CTM06400 - Corporation Tax: loss-buying: company reconstructions
Where there has been a company reconstruction to which CTA10/S938 applies (CTM06000+) CTA10/S676 and CTA10/S944 (3) permit looking through the reconstruction and regarding the trade carried on before and after it as one continuous trade.
This means the five-year period (three-year period before 1 April 2017) of review of the nature and conduct of a trade CTM06370 can cover a period that straddles a reconstruction. The extinction of losses under CTA10/S673 extends to losses incurred both before and after the reconstruction.
In the same way, the time the trade was carried on by a CTA10/S939 predecessor company can be included in the comparison to determine whether the scale of activities in a trade became small or negligible (CTM06390).

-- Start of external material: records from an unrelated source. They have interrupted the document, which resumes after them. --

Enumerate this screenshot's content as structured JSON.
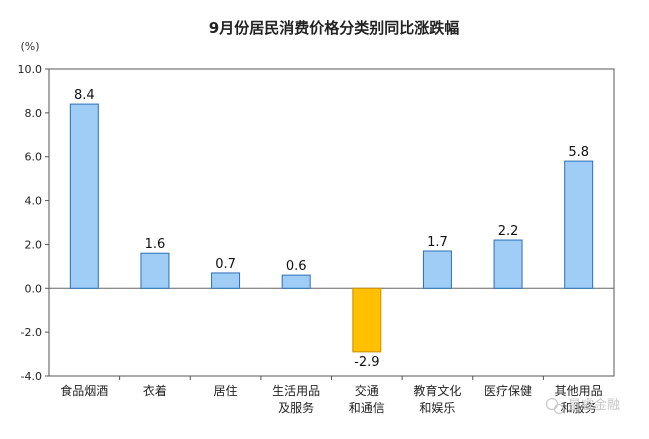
{
  "chart_data": {
    "type": "bar",
    "title": "9月份居民消费价格分类别同比涨跌幅",
    "unit_label": "(%)",
    "categories": [
      [
        "食品烟酒"
      ],
      [
        "衣着"
      ],
      [
        "居住"
      ],
      [
        "生活用品",
        "及服务"
      ],
      [
        "交通",
        "和通信"
      ],
      [
        "教育文化",
        "和娱乐"
      ],
      [
        "医疗保健"
      ],
      [
        "其他用品",
        "和服务"
      ]
    ],
    "values": [
      8.4,
      1.6,
      0.7,
      0.6,
      -2.9,
      1.7,
      2.2,
      5.8
    ],
    "value_labels": [
      "8.4",
      "1.6",
      "0.7",
      "0.6",
      "-2.9",
      "1.7",
      "2.2",
      "5.8"
    ],
    "ylim": [
      -4.0,
      10.0
    ],
    "yticks": [
      10.0,
      8.0,
      6.0,
      4.0,
      2.0,
      0.0,
      -2.0,
      -4.0
    ],
    "ytick_labels": [
      "10.0",
      "8.0",
      "6.0",
      "4.0",
      "2.0",
      "0.0",
      "-2.0",
      "-4.0"
    ],
    "grid": false,
    "colors": {
      "positive_fill": "#9fcdf6",
      "positive_stroke": "#2d6fb6",
      "negative_fill": "#ffc000",
      "negative_stroke": "#c98f00"
    }
  },
  "watermark": {
    "icon": "wechat-icon",
    "text": "星睿金融"
  }
}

The transfer of a trade to a newly set up subsidiary, which is then sold to the intended purchaser, is a common loss-buying device (CTM06210). However, company reconstructions after a change in ownership can be used to disguise major changes that take place later, especially when the purchaser transfers the trade of the newly acquired company to a company with an existing trade.
Normally, the transferee will then carry on one merged trade, but the transferred part will have to be held apart as a separate notional trade for loss relief purposes (CTM06120). The relevant activities of the transferee for CTA10/S673 (2) purposes are only those of the CTA10/S951 part-trade.
A chain of reconstructions may be looked through.